Pour favoriser les interactions entre le verger et les auxiliaires, les chercheurs de l'Inra proposent de multiplier les strates végétales : herbacées, arbustes, plantes pièges ou répulsives. « Il s'agit d'imaginer un design paysager à une échelle supérieure à celle de la parcelle, c'est-à-dire de toute l'exploitation agricole », explique Sylvaine Simon.
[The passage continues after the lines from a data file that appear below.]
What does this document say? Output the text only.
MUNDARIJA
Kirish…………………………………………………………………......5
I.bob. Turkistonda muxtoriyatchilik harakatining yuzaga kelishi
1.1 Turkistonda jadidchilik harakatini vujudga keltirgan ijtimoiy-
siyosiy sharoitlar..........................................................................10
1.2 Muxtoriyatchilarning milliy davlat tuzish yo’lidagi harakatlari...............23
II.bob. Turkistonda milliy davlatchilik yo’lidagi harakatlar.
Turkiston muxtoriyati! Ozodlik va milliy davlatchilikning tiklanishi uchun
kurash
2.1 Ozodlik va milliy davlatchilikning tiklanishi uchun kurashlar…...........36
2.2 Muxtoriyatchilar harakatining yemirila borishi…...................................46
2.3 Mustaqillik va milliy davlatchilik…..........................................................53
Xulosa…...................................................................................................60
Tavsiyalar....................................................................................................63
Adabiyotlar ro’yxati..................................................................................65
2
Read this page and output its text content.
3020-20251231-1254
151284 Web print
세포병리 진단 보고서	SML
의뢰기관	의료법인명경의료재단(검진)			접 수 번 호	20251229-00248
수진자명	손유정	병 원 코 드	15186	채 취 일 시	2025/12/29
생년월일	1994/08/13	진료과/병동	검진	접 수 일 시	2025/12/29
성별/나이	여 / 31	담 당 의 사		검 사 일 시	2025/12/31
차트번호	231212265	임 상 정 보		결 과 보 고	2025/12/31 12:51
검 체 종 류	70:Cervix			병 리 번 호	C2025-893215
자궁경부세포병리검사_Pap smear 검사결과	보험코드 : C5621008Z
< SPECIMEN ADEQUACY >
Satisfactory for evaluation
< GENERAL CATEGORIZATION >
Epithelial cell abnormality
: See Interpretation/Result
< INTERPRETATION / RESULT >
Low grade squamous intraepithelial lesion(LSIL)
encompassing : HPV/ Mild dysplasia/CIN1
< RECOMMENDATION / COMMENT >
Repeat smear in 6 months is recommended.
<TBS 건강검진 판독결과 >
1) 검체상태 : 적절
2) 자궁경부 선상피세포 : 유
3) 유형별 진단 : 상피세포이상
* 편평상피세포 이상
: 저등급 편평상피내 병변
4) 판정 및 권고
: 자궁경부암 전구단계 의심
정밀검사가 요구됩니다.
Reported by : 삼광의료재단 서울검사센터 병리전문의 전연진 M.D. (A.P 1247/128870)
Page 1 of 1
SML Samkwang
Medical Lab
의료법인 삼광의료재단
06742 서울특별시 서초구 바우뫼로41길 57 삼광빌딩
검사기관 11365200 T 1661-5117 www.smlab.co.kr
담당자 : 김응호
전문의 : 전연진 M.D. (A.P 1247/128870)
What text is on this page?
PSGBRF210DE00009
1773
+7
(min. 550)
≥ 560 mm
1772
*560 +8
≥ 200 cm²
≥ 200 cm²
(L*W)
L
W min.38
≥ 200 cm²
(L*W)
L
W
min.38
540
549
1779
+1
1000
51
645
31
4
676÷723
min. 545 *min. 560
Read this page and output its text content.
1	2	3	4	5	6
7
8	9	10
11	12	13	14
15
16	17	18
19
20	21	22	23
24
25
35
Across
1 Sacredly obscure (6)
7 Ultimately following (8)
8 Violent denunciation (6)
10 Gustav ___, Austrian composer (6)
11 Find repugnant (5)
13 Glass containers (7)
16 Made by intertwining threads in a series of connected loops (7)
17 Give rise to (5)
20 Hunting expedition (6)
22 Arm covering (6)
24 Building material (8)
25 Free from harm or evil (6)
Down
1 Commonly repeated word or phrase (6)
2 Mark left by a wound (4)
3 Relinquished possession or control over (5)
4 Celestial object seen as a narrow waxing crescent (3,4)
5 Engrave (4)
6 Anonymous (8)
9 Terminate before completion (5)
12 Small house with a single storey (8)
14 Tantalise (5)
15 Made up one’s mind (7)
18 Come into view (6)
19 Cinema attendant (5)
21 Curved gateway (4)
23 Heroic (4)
Pour l'agronome, la conception de vergers adaptés à l'agriculture biologique ou permettant une régulation naturelle des ravageurs s'opère grâce à une mobilisation des bases scientifiques en biologie et en écologie, à une modélisation des pratiques couplée à une observation économique et au croisement de l'ensemble des savoir-faire des producteurs et des conseillers. « C'est une démarche participative », glisse la spécialiste du verger et de la protection des cultures.
Double axe
Une approche système peut favoriser la lutte intégrée, à l'image de la taille des vergers. L'institut agraire de San Michele, en Italie, a ainsi testé et tiré les enseignements de la conduite et de la taille d'un verger de pommiers en double axe. Les avantages de la constitution d'un mur fruitier résident dans son homogénéité, sa mécanisation rendue plus aisée, la baisse de la fréquence des pulvérisations et la possibilité d'opérer des pulvérisations en tunnel - ce qui permet la diminution des intrants - le séchage plus rapide du verger et la facilité d'installation de filets « alt carpo ». Une conduite en deux axes sur des arbres plantés à deux mètres permettrait ainsi l'obtention d'un meilleur ratio entre la surface du verger et les volumes produits. En freinant la vigueur des arbres, l'arboriculteur parvient également à obtenir une production de qualité plus homogène. Ainsi formaté, le verger facilite en outre le passage d'une machine Darwin pour l'éclaircissage mécanique, à la condition que les branches ne dépassent pas les 60 centimètres. Cette technique comporte cependant quelques bémols, comme la nécessité d'intervenir tôt sur le verger, l'exposant davantage aux froids tardifs, l'exigence d'avoir des arbres adaptés, c'est-à-dire minces, l'impossibilité de sélectionner les fleurs, de sorte que la fleur centrale n'est pas forcément conservée, le risque d'endommager le bourgeon à bois, de blesser l'arbre favorisant le flux bactérien et l'impact paysager du passage de la Darwin.
En production alternative, la fermeture des filets mono rang dans un but d'éclaircissage, s'effectuera en début de floraison (à 18% de fleurs ouvertes) de manière à limiter la pollinisation par les abeilles et donc la nouaison. Le résultat est l'obtention de fruits présentant un poids moyen intéressant avec moins de pépins. « On observe un effet magnifiant sur beaucoup de pousses au bout de deux ans d'installation », explique Guilhem Séverac, de la chambre d'agriculture du Vaucluse et père du filet alt carpo.
Enfin, le Centre technique interprofessionnel des fruits et légumes (CTIFL) préconise d'abandonner la taille mécanique des vergers en hiver au profit d'une taille en vert de fin de printemps ou début d'été, afin de contrôler la vigueur des arbustes et la récolte.
Remplaçant la conduite standard en axe, les murs fruitiers ont tendance à s'imposer en production fruitière biologique. Issue d'une technique conventionnelle, cette méthode, outre ses avantages en matière d'éclaircissage et de lutte contre les ravageurs, mobilise des moindres coûts de production.